The Centers for Medicare and Medicaid Services is requiring DMEPOS suppliers to obtain accreditation by October 1 and a $50,000 surety bond per location by October 2 to provide those products and Part B medications to Medicare patients.

 

ALEXANDRIA, Va. — In letters to key congressional leaders, the National Association of Chain Drug Stores and other industry groups are urging lawmakers to take action to allow pharmacies to keep selling Medicare Part B durable medical equipment, prosthetics, orthotics and supplies (DMEPOS) before stricter guidelines go into effect next month.

The Centers for Medicare and Medicaid Services (CMS) is requiring suppliers of DMEPOS to get accreditation by October 1 and obtain a $50,000 surety bond per location by October 2 to provide those products and Part B medications to Medicare patients.

NACDS and the National Community Pharmacists Association (NCPA), Food Marketing Institute (FMI) and National Alliance of State Pharmacy Associations (NASPA) on Tuesday sent letters to leaders of the Senate Finance Committee and the House Ways and Means and Energy and Commerce committees that call on Congress to pass legislation that would grant pharmacies a conditional exemption from the surety bond and accreditation requirements.

The groups requested that lawmakers consider merging elements of two Senate bills (S. 511 and S. 956) and two House bills (H.R. 1970 and H.R. 616) and approve them as a package before October 1.

"We support efforts to curb fraud and abuse in the Medicare program; however, these costly requirements will reduce beneficiaries’ access to prescribed drugs and supplies through their community pharmacies and could cause disruptions in their health care," the groups stated in the letters, which were signed by chief executive officers Steve Anderson of NACDS, Leslie Sarasin of FMI, Bruce Roberts of NCPA and Rebecca Snead of NASPA.

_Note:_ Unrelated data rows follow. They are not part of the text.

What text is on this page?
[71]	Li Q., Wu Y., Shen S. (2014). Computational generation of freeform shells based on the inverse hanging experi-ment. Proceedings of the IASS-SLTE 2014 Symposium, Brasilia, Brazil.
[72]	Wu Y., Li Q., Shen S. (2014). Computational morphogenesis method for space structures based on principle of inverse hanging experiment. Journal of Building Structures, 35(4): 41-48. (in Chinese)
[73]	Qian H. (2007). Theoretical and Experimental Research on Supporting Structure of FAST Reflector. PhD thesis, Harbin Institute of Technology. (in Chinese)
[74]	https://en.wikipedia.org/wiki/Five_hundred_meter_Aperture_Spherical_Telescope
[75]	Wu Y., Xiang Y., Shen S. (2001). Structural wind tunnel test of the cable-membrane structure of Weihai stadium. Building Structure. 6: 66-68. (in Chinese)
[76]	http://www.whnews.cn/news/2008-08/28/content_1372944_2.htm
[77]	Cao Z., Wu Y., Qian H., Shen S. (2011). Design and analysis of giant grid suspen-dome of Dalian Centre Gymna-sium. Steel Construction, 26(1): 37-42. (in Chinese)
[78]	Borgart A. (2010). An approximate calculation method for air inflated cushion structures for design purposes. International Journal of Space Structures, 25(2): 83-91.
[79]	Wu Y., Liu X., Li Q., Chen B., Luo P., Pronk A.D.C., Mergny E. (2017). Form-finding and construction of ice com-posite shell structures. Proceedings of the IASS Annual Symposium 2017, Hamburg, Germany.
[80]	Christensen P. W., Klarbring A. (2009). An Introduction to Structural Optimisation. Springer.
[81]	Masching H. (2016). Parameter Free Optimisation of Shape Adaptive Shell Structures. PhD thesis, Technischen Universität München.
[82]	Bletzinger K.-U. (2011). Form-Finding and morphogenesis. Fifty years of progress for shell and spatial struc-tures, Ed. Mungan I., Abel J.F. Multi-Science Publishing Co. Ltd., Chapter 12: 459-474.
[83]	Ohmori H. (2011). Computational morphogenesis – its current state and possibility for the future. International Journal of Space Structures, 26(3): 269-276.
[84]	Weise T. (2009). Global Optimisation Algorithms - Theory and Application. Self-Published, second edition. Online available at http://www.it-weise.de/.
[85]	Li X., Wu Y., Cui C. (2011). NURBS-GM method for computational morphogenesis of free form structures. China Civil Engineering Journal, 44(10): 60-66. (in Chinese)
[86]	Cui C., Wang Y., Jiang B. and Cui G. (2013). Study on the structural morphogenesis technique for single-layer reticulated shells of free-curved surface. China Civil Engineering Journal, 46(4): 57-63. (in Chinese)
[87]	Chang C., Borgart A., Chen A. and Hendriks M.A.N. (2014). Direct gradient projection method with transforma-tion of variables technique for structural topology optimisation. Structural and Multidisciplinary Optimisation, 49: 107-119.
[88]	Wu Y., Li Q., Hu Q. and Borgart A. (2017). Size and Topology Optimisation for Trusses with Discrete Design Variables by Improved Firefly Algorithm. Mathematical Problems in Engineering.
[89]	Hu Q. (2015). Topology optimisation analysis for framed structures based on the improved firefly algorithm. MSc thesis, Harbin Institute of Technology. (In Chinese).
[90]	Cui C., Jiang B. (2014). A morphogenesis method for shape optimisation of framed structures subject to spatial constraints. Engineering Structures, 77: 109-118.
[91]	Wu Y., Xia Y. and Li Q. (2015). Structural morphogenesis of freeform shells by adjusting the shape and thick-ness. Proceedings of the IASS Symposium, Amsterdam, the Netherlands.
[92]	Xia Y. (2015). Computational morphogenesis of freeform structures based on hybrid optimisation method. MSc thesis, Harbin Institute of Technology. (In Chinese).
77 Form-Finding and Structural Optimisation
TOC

"Community pharmacies and pharmacists are the most readily accessible health care providers and are uniquely positioned to assist Medicare beneficiaries with their durable medical equipment needs, particularly for patients with diabetes," they wrote.

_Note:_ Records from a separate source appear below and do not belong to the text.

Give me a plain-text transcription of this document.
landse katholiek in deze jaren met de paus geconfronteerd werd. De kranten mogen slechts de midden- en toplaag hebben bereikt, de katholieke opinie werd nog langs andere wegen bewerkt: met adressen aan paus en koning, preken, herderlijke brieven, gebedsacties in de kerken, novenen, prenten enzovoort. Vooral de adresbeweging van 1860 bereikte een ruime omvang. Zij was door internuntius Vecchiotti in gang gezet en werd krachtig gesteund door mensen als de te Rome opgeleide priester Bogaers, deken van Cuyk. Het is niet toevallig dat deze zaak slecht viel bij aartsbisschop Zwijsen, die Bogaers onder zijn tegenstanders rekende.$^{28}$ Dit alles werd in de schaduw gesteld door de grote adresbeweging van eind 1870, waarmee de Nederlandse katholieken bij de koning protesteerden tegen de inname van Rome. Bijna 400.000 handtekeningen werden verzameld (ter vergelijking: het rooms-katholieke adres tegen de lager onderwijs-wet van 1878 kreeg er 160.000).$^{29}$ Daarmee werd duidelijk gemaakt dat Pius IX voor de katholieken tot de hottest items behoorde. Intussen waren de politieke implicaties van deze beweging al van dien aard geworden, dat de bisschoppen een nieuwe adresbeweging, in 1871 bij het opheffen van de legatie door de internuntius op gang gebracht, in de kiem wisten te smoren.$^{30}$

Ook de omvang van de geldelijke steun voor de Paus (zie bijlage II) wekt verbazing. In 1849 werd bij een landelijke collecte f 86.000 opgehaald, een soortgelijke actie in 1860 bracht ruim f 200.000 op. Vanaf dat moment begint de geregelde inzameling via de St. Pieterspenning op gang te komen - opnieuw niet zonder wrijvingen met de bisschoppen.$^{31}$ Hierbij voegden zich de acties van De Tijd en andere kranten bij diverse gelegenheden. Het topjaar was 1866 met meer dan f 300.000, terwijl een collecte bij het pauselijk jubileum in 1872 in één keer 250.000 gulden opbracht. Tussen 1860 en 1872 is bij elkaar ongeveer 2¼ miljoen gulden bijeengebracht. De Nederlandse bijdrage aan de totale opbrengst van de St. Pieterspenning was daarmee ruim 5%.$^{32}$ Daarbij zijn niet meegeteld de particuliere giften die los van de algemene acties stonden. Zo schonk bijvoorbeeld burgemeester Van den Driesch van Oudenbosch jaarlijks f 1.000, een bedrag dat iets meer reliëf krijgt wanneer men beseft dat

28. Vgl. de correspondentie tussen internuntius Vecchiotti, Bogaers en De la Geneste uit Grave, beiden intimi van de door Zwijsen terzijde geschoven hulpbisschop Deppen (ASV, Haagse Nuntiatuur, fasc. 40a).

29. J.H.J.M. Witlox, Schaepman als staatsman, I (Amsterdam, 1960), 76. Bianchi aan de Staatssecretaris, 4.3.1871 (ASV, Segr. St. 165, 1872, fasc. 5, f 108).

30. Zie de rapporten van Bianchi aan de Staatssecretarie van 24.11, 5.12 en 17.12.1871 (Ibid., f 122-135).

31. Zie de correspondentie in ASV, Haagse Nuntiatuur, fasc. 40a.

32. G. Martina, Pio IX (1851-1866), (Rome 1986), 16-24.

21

The groups noted that more than 25,000 suppliers would exit the Medicare program because of the new requirements, according to a CMS estimate.

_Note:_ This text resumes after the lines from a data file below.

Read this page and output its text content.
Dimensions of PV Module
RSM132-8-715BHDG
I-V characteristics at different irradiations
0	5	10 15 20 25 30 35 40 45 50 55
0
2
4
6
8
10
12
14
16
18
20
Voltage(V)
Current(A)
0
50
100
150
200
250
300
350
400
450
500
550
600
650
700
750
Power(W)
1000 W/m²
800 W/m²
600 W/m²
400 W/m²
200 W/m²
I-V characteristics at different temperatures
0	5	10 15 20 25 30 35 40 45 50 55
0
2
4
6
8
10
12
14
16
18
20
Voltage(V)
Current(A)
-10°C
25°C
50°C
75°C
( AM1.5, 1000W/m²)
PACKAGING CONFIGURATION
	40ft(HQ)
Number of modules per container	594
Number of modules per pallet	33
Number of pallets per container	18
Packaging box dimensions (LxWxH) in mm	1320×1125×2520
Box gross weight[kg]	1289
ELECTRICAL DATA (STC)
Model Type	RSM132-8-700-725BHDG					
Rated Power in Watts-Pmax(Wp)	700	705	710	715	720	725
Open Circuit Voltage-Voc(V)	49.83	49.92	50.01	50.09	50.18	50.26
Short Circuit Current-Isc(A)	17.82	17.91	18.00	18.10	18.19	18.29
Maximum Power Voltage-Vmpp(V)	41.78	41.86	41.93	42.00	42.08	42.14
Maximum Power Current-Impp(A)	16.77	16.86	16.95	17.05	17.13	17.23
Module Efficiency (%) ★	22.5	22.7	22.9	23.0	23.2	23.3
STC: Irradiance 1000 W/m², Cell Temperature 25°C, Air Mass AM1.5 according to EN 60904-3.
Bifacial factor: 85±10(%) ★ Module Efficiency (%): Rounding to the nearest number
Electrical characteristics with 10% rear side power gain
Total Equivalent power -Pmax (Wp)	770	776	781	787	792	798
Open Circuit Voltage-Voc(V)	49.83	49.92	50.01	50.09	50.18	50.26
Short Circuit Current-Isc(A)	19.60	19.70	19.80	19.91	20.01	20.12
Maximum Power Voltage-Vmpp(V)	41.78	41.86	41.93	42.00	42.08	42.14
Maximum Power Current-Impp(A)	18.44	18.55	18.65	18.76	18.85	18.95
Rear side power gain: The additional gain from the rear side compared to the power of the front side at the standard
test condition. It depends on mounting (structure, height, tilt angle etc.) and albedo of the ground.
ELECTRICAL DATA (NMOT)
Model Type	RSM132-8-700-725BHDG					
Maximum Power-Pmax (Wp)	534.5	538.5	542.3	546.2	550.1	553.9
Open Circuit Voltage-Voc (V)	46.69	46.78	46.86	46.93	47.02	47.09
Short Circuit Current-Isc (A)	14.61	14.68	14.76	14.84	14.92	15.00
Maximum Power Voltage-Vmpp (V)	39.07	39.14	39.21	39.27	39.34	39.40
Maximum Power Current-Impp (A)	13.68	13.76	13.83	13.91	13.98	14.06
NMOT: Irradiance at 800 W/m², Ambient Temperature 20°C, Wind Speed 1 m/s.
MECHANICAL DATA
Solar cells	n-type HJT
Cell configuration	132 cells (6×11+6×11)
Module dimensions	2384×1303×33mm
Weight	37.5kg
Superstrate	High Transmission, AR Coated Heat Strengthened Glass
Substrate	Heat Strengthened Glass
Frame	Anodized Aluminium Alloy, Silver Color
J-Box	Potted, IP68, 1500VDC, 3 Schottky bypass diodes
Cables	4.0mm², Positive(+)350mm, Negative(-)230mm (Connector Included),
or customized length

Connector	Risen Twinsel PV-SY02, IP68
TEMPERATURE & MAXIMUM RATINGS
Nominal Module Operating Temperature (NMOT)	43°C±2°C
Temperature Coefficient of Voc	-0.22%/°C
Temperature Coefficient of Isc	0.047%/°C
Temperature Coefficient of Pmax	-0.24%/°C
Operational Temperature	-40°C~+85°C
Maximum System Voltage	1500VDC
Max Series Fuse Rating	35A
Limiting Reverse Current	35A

"If Congress does not take action before the surety bond and accreditation requirements go into effect, Medicare beneficiaries’ health will be put at unnecessary risk," the pharmacy groups said in the letters. "As community pharmacies represent the largest category of Medicare DMEPOS suppliers, unfortunately that number likely includes many community pharmacies that will find these requirements to be cost-prohibitive, resulting in many patients being unable to obtain their necessary drugs and supplies."

Sens. Jon Tester (D., Mont.), Sam Brownback (R., Kan.) and Pat Roberts (R., Kan.) introduced the S. 511 and S. 956 Senate legislation, while Reps. Zach Space (D., Ohio), Marion Berry (D., Ark.), Jo Ann Emerson (R., Mo.) and Jerry Moran (R., Kan.) introduced the H.R. 1970 and H.R. 616 bills in the House.